Applying this definition to our asset in some examples:
  • The maximum DrawDown over 5 years of World Countries Developed is -28.6 days, which is higher, thus better compared to the benchmark SPY (-33.7 days) in the same period.
  • During the last 3 years, the maximum reduction from previous high is -17.3 days, which is higher, thus better than the value of -24.5 days from the benchmark.

MaxDuration:

'The Maximum Drawdown Duration is an extension of the Maximum Drawdown. However, this metric does not explain the drawdown in dollars or percentages, rather in days, weeks, or months. It is the length of time the account was in the Max Drawdown. A Max Drawdown measures a retrenchment from when an equity curve reaches a new high. It’s the maximum an account lost during that retrenchment. This method is applied because a valley can’t be measured until a new high occurs. Once the new high is reached, the percentage change from the old high to the bottom of the largest trough is recorded.'

Applying this definition to our asset in some examples:
  • Compared with the benchmark SPY (488 days) in the period of the last 5 years, the maximum days under water of 263 days of World Countries Developed is lower, thus better.
  • Compared with SPY (488 days) in the period of the last 3 years, the maximum days below previous high of 263 days is lower, thus better.

AveDuration:

'The Average Drawdown Duration is an extension of the Maximum Drawdown. However, this metric does not explain the drawdown in dollars or percentages, rather in days, weeks, or months. The Avg Drawdown Duration is the average amount of time an investment has seen between peaks (equity highs), or in other terms the average of time under water of all drawdowns.
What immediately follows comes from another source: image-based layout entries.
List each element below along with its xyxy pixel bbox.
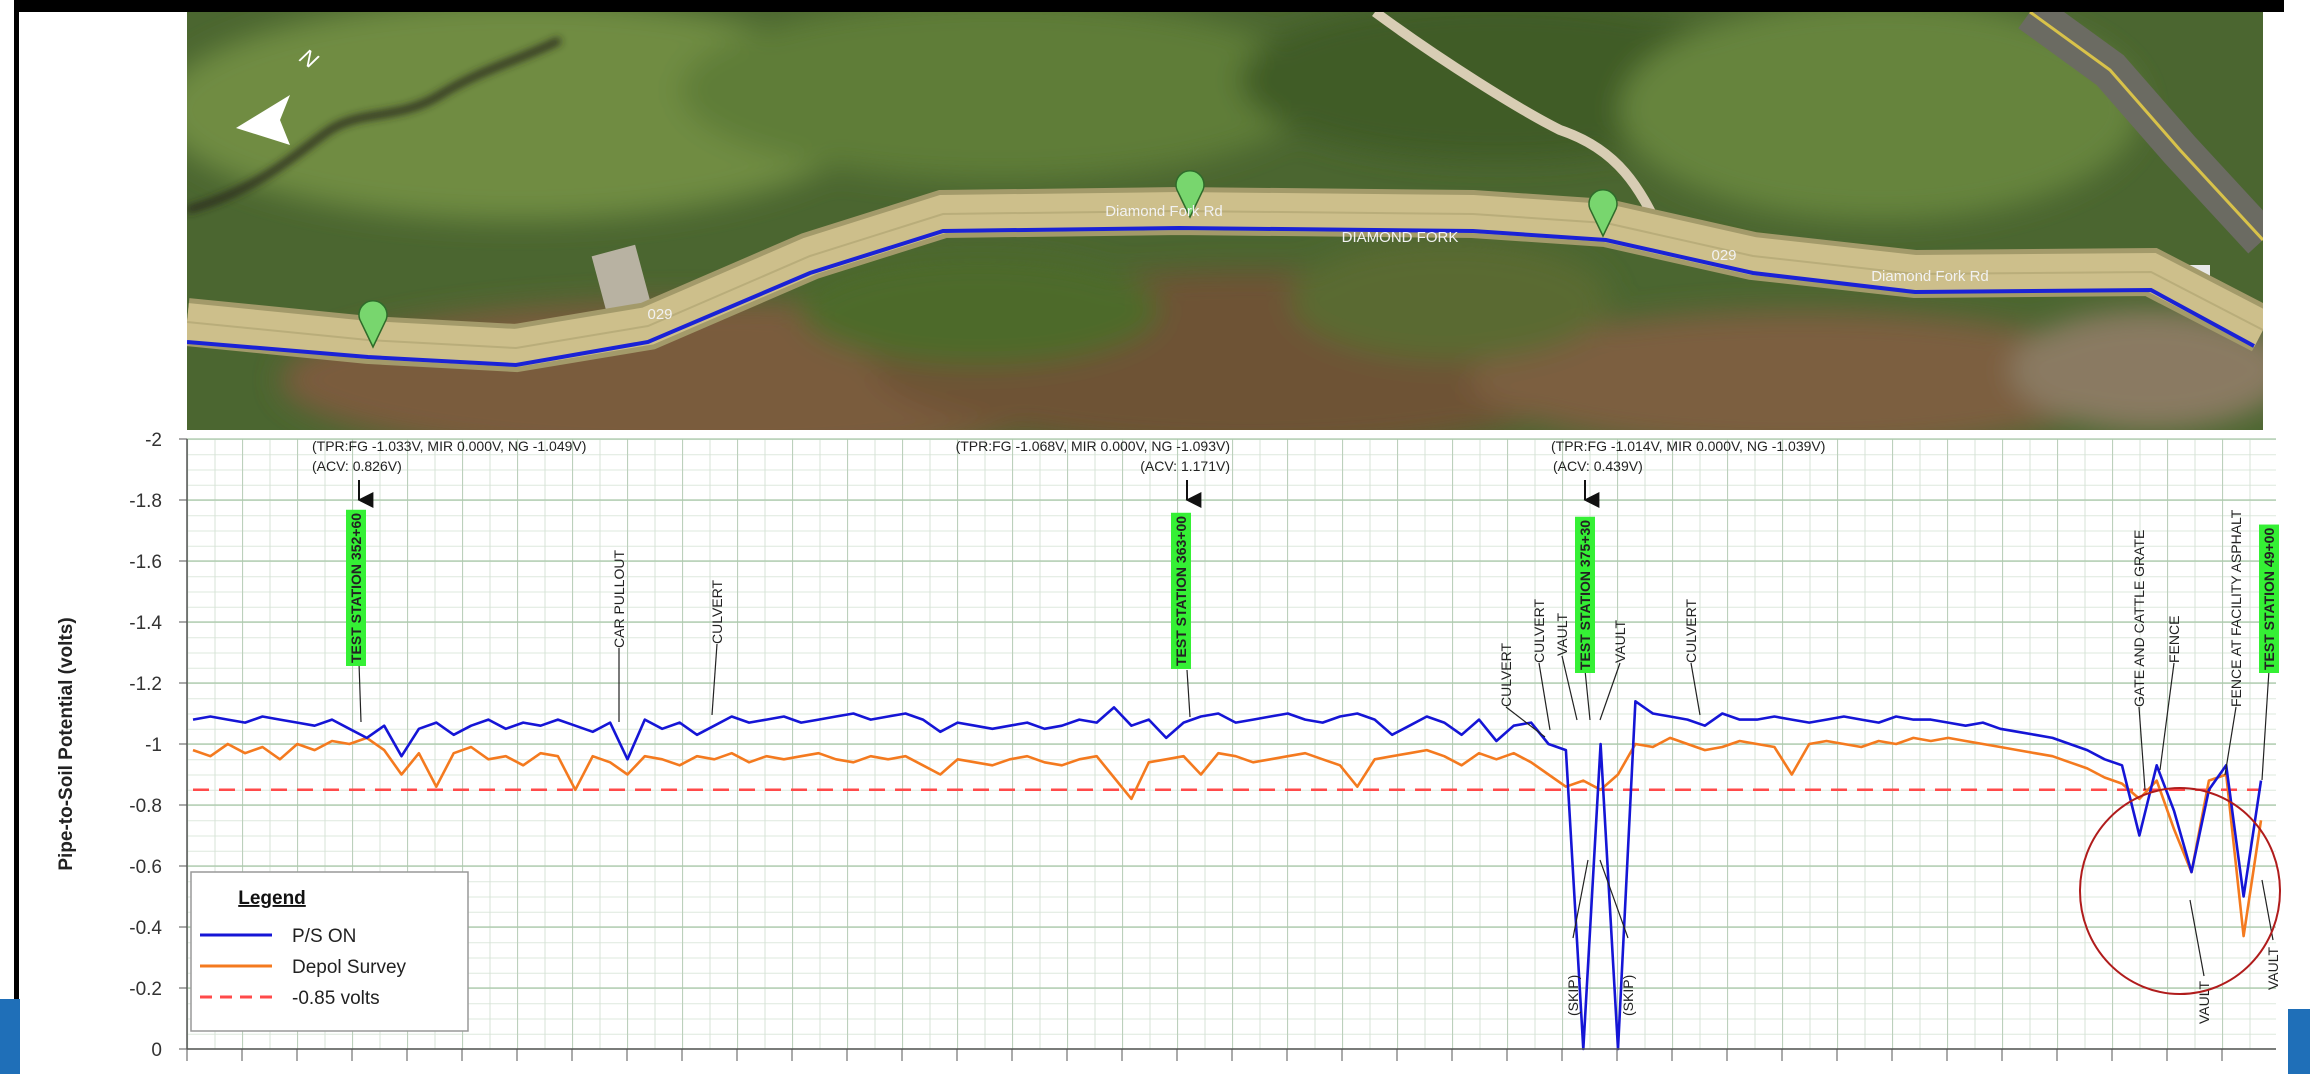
annotation-text: VAULT bbox=[1554, 613, 1570, 656]
pipeline-label: DIAMOND FORK bbox=[1342, 229, 1459, 246]
legend-label: Depol Survey bbox=[292, 957, 407, 978]
corner-decor bbox=[0, 999, 20, 1074]
annotation: VAULT bbox=[1612, 620, 1628, 663]
annotation: CULVERT bbox=[1531, 598, 1547, 663]
annotation: (ACV: 0.439V) bbox=[1553, 458, 1643, 474]
annotation-text: (ACV: 0.826V) bbox=[312, 458, 402, 474]
annotation-text: (ACV: 1.171V) bbox=[1140, 458, 1230, 474]
annotation-text: CULVERT bbox=[1683, 598, 1699, 663]
annotation-text: (SKIP) bbox=[1565, 975, 1581, 1016]
annotation-text: (TPR:FG -1.068V, MIR 0.000V, NG -1.093V) bbox=[956, 438, 1230, 454]
route-label: 029 bbox=[647, 306, 672, 323]
route-label: 029 bbox=[1711, 247, 1736, 264]
annotation: VAULT bbox=[2196, 981, 2212, 1024]
test-station-label: TEST STATION 49+00 bbox=[2259, 525, 2279, 673]
frame-top bbox=[14, 0, 2284, 12]
legend-title: Legend bbox=[238, 888, 306, 909]
annotation-text: GATE AND CATTLE GRATE bbox=[2131, 530, 2147, 707]
annotation: CAR PULLOUT bbox=[611, 550, 627, 648]
annotation: GATE AND CATTLE GRATE bbox=[2131, 530, 2147, 707]
page: N Diamond Fork Rd DIAMOND FORK 029 029 D… bbox=[0, 0, 2310, 1074]
y-tick-label: -0.4 bbox=[129, 918, 162, 939]
legend: Legend P/S ON Depol Survey -0.85 volts bbox=[191, 872, 468, 1031]
annotation-text: CAR PULLOUT bbox=[611, 550, 627, 648]
annotation-text: CULVERT bbox=[1498, 642, 1514, 707]
test-station-label: TEST STATION 352+60 bbox=[346, 510, 366, 666]
annotation-text: CULVERT bbox=[709, 579, 725, 644]
annotation: (ACV: 1.171V) bbox=[1140, 458, 1230, 474]
x-ticks bbox=[187, 1049, 2222, 1061]
annotation-text: (TPR:FG -1.014V, MIR 0.000V, NG -1.039V) bbox=[1551, 438, 1825, 454]
annotation-text: CULVERT bbox=[1531, 598, 1547, 663]
annotation-text: (SKIP) bbox=[1620, 975, 1636, 1016]
y-tick-label: -0.8 bbox=[129, 796, 162, 817]
annotation: CULVERT bbox=[1683, 598, 1699, 663]
y-tick-label: 0 bbox=[151, 1040, 162, 1061]
y-axis-label: Pipe-to-Soil Potential (volts) bbox=[56, 617, 77, 870]
annotation-text: VAULT bbox=[2265, 947, 2281, 990]
legend-label: -0.85 volts bbox=[292, 988, 380, 1009]
y-tick-label: -1.8 bbox=[129, 491, 162, 512]
frame-left bbox=[14, 0, 19, 1074]
y-tick-label: -0.6 bbox=[129, 857, 162, 878]
y-tick-label: -2 bbox=[145, 430, 162, 451]
y-tick-label: -1 bbox=[145, 735, 162, 756]
annotation-text: TEST STATION 352+60 bbox=[348, 513, 364, 663]
corner-decor bbox=[2288, 1009, 2310, 1074]
annotation-text: TEST STATION 375+30 bbox=[1577, 520, 1593, 670]
y-tick-label: -1.2 bbox=[129, 674, 162, 695]
annotation: FENCE bbox=[2166, 616, 2182, 663]
annotation: CULVERT bbox=[1498, 642, 1514, 707]
legend-label: P/S ON bbox=[292, 926, 356, 947]
annotation: (TPR:FG -1.033V, MIR 0.000V, NG -1.049V) bbox=[312, 438, 586, 454]
annotation: (ACV: 0.826V) bbox=[312, 458, 402, 474]
annotation-text: TEST STATION 49+00 bbox=[2261, 528, 2277, 670]
annotation: VAULT bbox=[2265, 947, 2281, 990]
annotation: (SKIP) bbox=[1620, 975, 1636, 1016]
y-tick-label: -0.2 bbox=[129, 979, 162, 1000]
road-label: Diamond Fork Rd bbox=[1871, 268, 1989, 285]
annotation-text: (ACV: 0.439V) bbox=[1553, 458, 1643, 474]
annotation: (TPR:FG -1.014V, MIR 0.000V, NG -1.039V) bbox=[1551, 438, 1825, 454]
y-tick-label: -1.4 bbox=[129, 613, 162, 634]
annotation: CULVERT bbox=[709, 579, 725, 644]
annotation: VAULT bbox=[1554, 613, 1570, 656]
annotation-text: VAULT bbox=[2196, 981, 2212, 1024]
annotation: (SKIP) bbox=[1565, 975, 1581, 1016]
road-label: Diamond Fork Rd bbox=[1105, 203, 1223, 220]
annotation-text: TEST STATION 363+00 bbox=[1173, 516, 1189, 666]
annotation: (TPR:FG -1.068V, MIR 0.000V, NG -1.093V) bbox=[956, 438, 1230, 454]
test-station-label: TEST STATION 375+30 bbox=[1575, 517, 1595, 673]
test-station-label: TEST STATION 363+00 bbox=[1171, 513, 1191, 669]
annotation-text: FENCE bbox=[2166, 616, 2182, 663]
y-tick-label: -1.6 bbox=[129, 552, 162, 573]
annotation-text: FENCE AT FACILITY ASPHALT bbox=[2228, 509, 2244, 707]
map: N Diamond Fork Rd DIAMOND FORK 029 029 D… bbox=[160, 0, 2290, 460]
annotation-text: (TPR:FG -1.033V, MIR 0.000V, NG -1.049V) bbox=[312, 438, 586, 454]
annotation: FENCE AT FACILITY ASPHALT bbox=[2228, 509, 2244, 707]
annotation-text: VAULT bbox=[1612, 620, 1628, 663]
So in contrast to the Maximum duration it does not measure only one drawdown event but calculates the average of all.'

Using this definition on our asset we see for example:
  • Compared with the benchmark SPY (123 days) in the period of the last 5 years, the average time in days below previous high water mark of 52 days of World Countries Developed is smaller, thus better.
  • Compared with SPY (178 days) in the period of the last 3 years, the average days under water of 69 days is lower, thus better.

Performance (YTD)

Historical returns have been extended using synthetic data.

Allocations ()

Allocations

Returns (%)

  • Note that yearly returns do not equal the sum of monthly returns due to compounding.
  • Performance results of World Countries Developed are hypothetical and do not account for slippage, fees or taxes.
  • Results may be based on backtesting, which has many inherent limitations, some of which are described in our Terms of Use.